If you like gumbo, then you have used file powder before. This powder has a distinct flavor. Most say it is similar to root beer, but truth is that this one ingredient represents the extraordinary cultures that makeup Louisiana kitchen. From African, European, and Native American, this one ingredient brings together your recipe.
However, because it is so unique, it is also hard to find. You shouldn’t give up your plans of making an incredible gumbo, or another Louisana meal, as some alternatives can add flavor without altering your recipe.
What is File Powder?
Also known as the gumbo file, this powder is made from the dried and ground leaves of the sassafras tree, which is native to North America. Used by the Choctaw Indians for centuries when the Cajuns arrived in the Louisana area, they began using this powder to thicken soups, stews, and gumbos.
Because it is considered a specialty ingredient in certain places, if you are outside of the United States, it will be particularly difficult to find any. If so, you may want to look online. But sometimes things must move along, in which case, don’t fret, there are still options ahead.

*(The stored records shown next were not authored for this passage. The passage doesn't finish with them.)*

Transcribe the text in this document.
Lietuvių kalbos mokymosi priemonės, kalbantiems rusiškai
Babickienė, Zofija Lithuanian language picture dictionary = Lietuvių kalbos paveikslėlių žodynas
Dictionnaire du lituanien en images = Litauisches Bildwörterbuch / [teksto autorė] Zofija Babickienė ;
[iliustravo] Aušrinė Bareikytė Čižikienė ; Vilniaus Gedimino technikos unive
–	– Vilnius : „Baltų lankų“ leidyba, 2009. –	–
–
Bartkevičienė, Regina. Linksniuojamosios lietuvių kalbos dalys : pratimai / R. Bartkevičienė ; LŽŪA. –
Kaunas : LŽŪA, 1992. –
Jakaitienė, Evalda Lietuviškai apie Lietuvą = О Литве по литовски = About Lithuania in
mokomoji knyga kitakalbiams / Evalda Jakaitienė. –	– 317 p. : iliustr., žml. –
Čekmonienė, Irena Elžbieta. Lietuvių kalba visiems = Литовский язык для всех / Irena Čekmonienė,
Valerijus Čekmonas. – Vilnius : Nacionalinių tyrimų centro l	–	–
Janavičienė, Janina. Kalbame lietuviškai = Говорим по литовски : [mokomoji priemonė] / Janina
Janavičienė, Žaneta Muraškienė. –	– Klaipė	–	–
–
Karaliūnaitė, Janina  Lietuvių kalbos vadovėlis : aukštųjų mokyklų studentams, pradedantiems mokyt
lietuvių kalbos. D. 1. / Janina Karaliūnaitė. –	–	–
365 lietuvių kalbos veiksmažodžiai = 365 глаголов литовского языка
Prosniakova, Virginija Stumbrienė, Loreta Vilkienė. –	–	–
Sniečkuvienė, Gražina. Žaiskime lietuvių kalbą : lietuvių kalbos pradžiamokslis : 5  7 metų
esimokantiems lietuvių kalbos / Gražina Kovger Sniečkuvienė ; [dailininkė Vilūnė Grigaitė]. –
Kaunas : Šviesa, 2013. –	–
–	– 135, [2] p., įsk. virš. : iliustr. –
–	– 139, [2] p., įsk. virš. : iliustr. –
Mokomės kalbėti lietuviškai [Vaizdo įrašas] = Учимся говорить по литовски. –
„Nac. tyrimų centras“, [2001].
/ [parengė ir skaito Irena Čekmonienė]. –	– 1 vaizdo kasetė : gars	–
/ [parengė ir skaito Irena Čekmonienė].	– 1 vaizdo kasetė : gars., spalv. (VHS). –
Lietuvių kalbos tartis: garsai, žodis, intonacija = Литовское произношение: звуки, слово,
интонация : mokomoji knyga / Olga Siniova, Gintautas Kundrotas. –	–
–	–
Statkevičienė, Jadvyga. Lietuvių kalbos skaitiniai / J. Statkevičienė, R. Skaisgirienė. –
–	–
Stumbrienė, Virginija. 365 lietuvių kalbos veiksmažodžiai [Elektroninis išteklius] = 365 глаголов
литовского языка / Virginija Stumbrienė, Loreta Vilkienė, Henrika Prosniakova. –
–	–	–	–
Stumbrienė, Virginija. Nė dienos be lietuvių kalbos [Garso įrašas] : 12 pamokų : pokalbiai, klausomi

These are the file powder substitutes we recommend for you to try:
Traditional gumbo is thickened with file powder, but in some cases, it can be thickened using okra. Many even argue that okra was traditionally used first, but whatever the case is, this food releases a soluble fiber called mucilage. This fiber seems slimy if not cooked well, but it is the ingredient that will thicken your gumbo.
While there isn’t a real number, you can try adding 2 cups of okra to substitute for 1 tablespoon of the file powder. The real difference here is that okra doesn’t add the distinct flavor from the file powder, but it does add the same texture.
A roux is not uncommon in Cajun cuisine, and it can be used in gumbos sometimes. A roux is made from flour mixed with fat, in this case, it can be wheat flour mixed with butter. The color of the roux depends on how long you fry it, but this also alters the flavor of your dish.
Using a roux can thicken your dish, but it can also be used alongside other ingredients, like okra. You must have made a roux before, particularly if you like certain sauces, such as Bechamel or Veloute.
Not a first choice, but in a pinch, you can use cornstarch to thicken your gumbo without changing the flavor at all. If you can’t find any okra or don’t want to go through the trouble of making a roux, then cornstarch can be the next best option.
To add it to your recipe, make sure you mix the cornstarch with water and then add it towards the end of the cooking process. Because cornstarch can dilute the flavor, you may want to add it bit by bit and taste as you go.
Related: Can Cornstarch Go Bad?
Though it may seem surprising, eggplant is a great choice to substitute for file powder. Eggplant is common in order cuisines, from French and Italian to Middle Eastern, that is exactly why it can be used in this case, as it is versatile.
You can cut the eggplant into medium size pieces, season them a bit, and drizzle with some sort of oil, then roast them for flavor.
Once the eggplant is cooked, you can grind it down, or blend it all. You can add it to your stew, or gumbo, and let it simmer for a few minutes.
#5. Arrowroot Powder
Also not an original choice, arrowroot powder is still a good replacement because it can keep the flavor neutral.
Arrowroot powder can keep a clear appearance when added, but the texture may be different. Try freezing this powder before you use it, as it can create a better thickening effect and overall flavor.
You can use one tablespoon of arrowroot powder with one tablespoon of water for every cup of stew, or gumbo, that you make. Arrowroot has gained popularity lately because it is a healthy thickening agent that won’t add calories but will create a creamy feel to the mouth.
Tips for Using File Powder
It can be scary to use file powder for the first time, as it has a very powerful aroma and flavor, but some things can make your cooking process easier. First, consider that because file powder is so strong, you should aim to begin with a little amount, and then add more if needed, but don’t go beyond what you may want or need.
Add the file powder to your gumbo, or stew, right before serving. If you add it too early, the texture can become stringy and slimy, which means that you should save the powder until right at the end, but if you’re cooking ahead, you may want to hold off until you reheat and serve.
Also important to note, the bark of the sassafras root contains safrole, which is now known to be a carcinogen. While the commercial file powder doesn’t include this ingredient, it is always better to check before you buy it.
The FDA has deemed safrole to be a carcinogen and dangerous, so it has banned products with this ingredient for the market. However, the commercial file powder doesn’t contain this, so it shouldn’t be illegal. It is always best to check with your local regulations though, as laws may vary.
File powder is very aromatic, it smells like eucalyptus and sugar, but it tastes like root beer. When mixed in with a sauce, it will have a similar aroma and flavor to thyme.
The flavor depends on what you add to it. Most gumbos use a mix of ingredients, like a roux, and file powder, or roux and okra. The fat also adds flavor, as most people use animal fats, like lard and butter, to add more taste to it.
It can be very hard to find file powder, especially if you’re not in Louisana, so instead of scratching gumbo off, why don’t you try these choices? Make sure you taste first and consider that some of them are better off added at the end of the cooking process.